None of us knew what to say.
“Ah, fuck, what is wrong with me?” She tried to force a smile.
“Nothing, Shanti, absolutely nothing,” Cantona replied sympathetically.
Shanti rose, and the rest of us, as one, stared at her. “I’ll go get dessert.”
“Cantona and I will help,” Bianca said, gently making eye contact with him.
When Shanti emerged from the kitchen half an hour later, Bianca next to her, she was smiling, positively radiant. In a different life, I pictured Bianca to be a social worker or counsellor.
Cantona followed them, carrying a tray of Mysore pak, an Indian-style fudge made of ghee and sugar. Shanti would usually add butterscotch or salted caramel into hers.

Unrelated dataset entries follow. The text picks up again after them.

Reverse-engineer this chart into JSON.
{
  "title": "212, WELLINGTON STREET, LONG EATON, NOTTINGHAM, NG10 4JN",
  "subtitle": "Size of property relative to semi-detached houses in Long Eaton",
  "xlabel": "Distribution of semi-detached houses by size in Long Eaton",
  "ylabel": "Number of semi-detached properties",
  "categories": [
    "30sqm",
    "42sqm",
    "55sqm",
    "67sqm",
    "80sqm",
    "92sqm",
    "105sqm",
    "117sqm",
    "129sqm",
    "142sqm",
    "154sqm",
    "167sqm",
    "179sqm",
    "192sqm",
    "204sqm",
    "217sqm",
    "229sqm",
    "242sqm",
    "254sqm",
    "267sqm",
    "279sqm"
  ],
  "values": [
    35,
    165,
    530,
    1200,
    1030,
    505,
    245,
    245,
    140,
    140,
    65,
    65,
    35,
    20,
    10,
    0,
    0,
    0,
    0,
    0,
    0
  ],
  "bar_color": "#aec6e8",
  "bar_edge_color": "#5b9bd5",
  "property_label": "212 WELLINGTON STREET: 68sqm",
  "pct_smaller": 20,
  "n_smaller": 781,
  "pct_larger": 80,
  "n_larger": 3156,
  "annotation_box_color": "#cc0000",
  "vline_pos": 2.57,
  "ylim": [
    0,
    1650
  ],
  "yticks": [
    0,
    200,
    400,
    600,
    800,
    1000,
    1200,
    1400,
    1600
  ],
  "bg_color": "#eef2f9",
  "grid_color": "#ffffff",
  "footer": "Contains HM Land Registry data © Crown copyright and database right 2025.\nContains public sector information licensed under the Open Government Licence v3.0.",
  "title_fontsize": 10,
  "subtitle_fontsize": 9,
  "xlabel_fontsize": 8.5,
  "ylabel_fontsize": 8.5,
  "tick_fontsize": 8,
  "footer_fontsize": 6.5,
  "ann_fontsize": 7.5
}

She took her seat and said, “Thank you for listening to me. I have never spoken about any of that, other than with you”—she placed a hand on mine—“and I feel so much better now that I have. It was a dark point in my life, and I am able to move on now because I have you guys.” She gave a small laugh. “And that includes the two of you, Bianca and Valentina!”
Bianca clapped and whooped, while Valentina smiled back at Shanti.